"Viewers watch "Days of Our Lives" and all other daytime dramas for romance, romance and more romance. If there's a family or two involved as a frame, that's great, but it's not about putting the evening news on at noon. It's not about doing a talk show where it's just endless talk. It's about passion. It's that first trip around the block. When Bo looks at Hope and she looks in his eyes -- I could die. They're star-crossed. They belong together. That's the secret to daytime."
About This Interview
In his nearly two-and-a-half hour Archive interview, Ken Corday talks about his parents, Ted and Betty Corday, who, along with Irna Philips and Allan Chase, created Days of Our Lives which premiered in 1965. He describes the premise of the show and explains his initial involvement with the soap opera - as a composer of music cues for the series. He details his ascent up the ladder from assistant producer, to producer, and eventually to executive producer, taking the reins from his mother shortly before her death. Corday outlines lessons he learned from his mother, talks about all aspects of the show's production, and reflects upon several of the longtime cast members, including MacDonald Carey, Frances Reid, John Clarke, Suzanne Rogers, Deidre Hall, and Joseph Mascolo.
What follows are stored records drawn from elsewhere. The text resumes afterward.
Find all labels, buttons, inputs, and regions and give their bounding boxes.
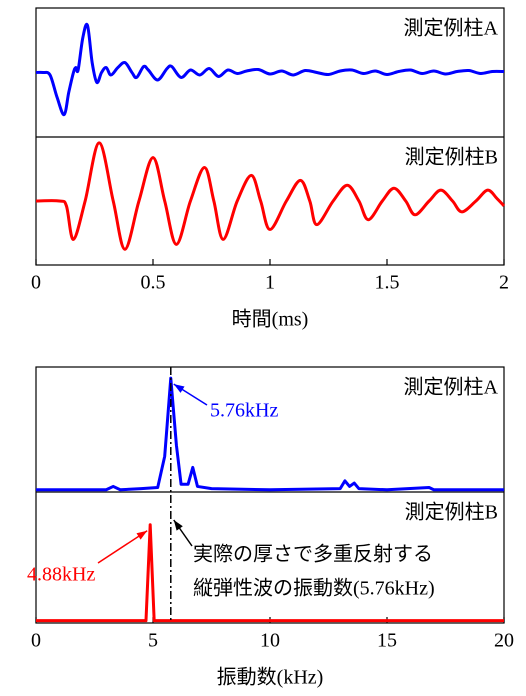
x-tick-label: 0 (31, 272, 41, 294)
x-tick-label: 2 (499, 272, 509, 294)
series-line (35, 141, 506, 251)
x-tick-label: 20 (494, 630, 514, 652)
x-tick-label: 1 (265, 272, 275, 294)
panel-label: 測定例柱B (405, 146, 498, 169)
x-axis-label: 時間(ms) (232, 308, 309, 331)
x-tick-label: 0.5 (141, 272, 166, 294)
peak-label: 5.76kHz (210, 400, 278, 422)
arrow-head (173, 384, 185, 393)
panel-label: 測定例柱B (405, 501, 498, 524)
series-line (36, 376, 504, 492)
arrow-head (136, 530, 148, 540)
series-line (35, 22, 505, 117)
x-tick-label: 0 (31, 630, 41, 652)
peak-label: 4.88kHz (27, 564, 95, 586)
panel-label: 測定例柱A (404, 17, 499, 40)
reference-label: 縦弾性波の振動数(5.76kHz) (193, 577, 435, 600)
x-tick-label: 1.5 (375, 272, 400, 294)
panel-label: 測定例柱A (404, 376, 499, 399)
x-tick-label: 5 (148, 630, 158, 652)
reference-label: 実際の厚さで多重反射する (193, 543, 433, 566)
x-axis-label: 振動数(kHz) (217, 666, 324, 689)
x-tick-label: 15 (377, 630, 397, 652)
x-tick-label: 10 (260, 630, 280, 652)
arrow-head (173, 520, 183, 531)
series-line (36, 523, 504, 623)
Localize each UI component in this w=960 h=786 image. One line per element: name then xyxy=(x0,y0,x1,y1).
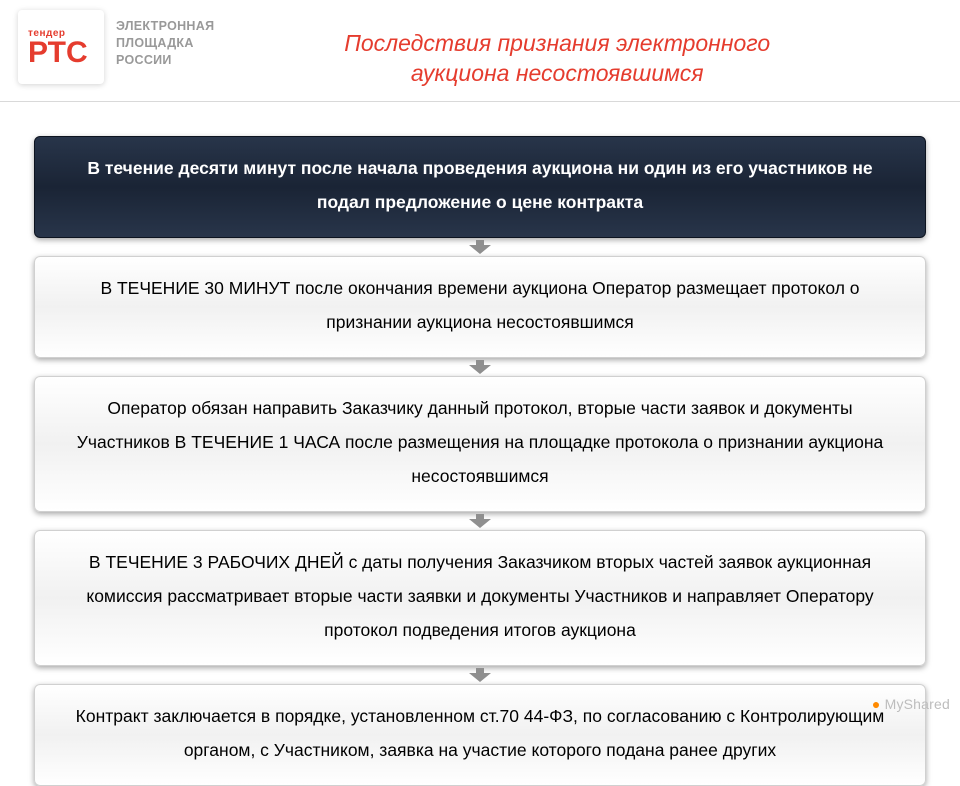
page-title-l1: Последствия признания электронного xyxy=(214,28,900,58)
logo-tagline: ЭЛЕКТРОННАЯ ПЛОЩАДКА РОССИИ xyxy=(116,10,214,69)
watermark-text: MyShared xyxy=(885,696,950,712)
logo-rtc-text: РТС xyxy=(28,39,88,67)
flow-arrow-0 xyxy=(469,240,491,254)
flow-box-3: В ТЕЧЕНИЕ 3 РАБОЧИХ ДНЕЙ с даты получени… xyxy=(34,530,926,666)
flow-box-0: В течение десяти минут после начала пров… xyxy=(34,136,926,238)
page-title: Последствия признания электронного аукци… xyxy=(214,10,960,88)
flow-arrow-2 xyxy=(469,514,491,528)
page-title-l2: аукциона несостоявшимся xyxy=(214,58,900,88)
flow-box-4: Контракт заключается в порядке, установл… xyxy=(34,684,926,786)
watermark-dot-icon: ● xyxy=(872,696,881,712)
flow-box-2: Оператор обязан направить Заказчику данн… xyxy=(34,376,926,512)
logo: тендер РТС xyxy=(18,10,104,84)
page: тендер РТС ЭЛЕКТРОННАЯ ПЛОЩАДКА РОССИИ П… xyxy=(0,0,960,720)
logo-tagline-l2: ПЛОЩАДКА xyxy=(116,35,214,52)
flow-box-1: В ТЕЧЕНИЕ 30 МИНУТ после окончания време… xyxy=(34,256,926,358)
logo-tagline-l1: ЭЛЕКТРОННАЯ xyxy=(116,18,214,35)
flow-arrow-1 xyxy=(469,360,491,374)
logo-tagline-l3: РОССИИ xyxy=(116,52,214,69)
flowchart: В течение десяти минут после начала пров… xyxy=(0,102,960,786)
flow-arrow-3 xyxy=(469,668,491,682)
watermark: ● MyShared xyxy=(872,696,950,712)
header: тендер РТС ЭЛЕКТРОННАЯ ПЛОЩАДКА РОССИИ П… xyxy=(0,0,960,102)
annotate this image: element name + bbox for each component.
He discusses successful storylines such as the "Salem Strangler," Marlena's possession by the devil, the "Cruise of Deception," the "Salem Stalker," and Philip's Iraq War mission. He speaks about his relationship with head writer Jim Reilly, whose unusual storylines have come to define the series over the last decade, comments on the concept of the "super couple" in daytime television, and discusses the future of daytime serials. Beth Cochran conducted the interview in Corday's office at Corday Productions in Burbank, CA on April 26, 2006.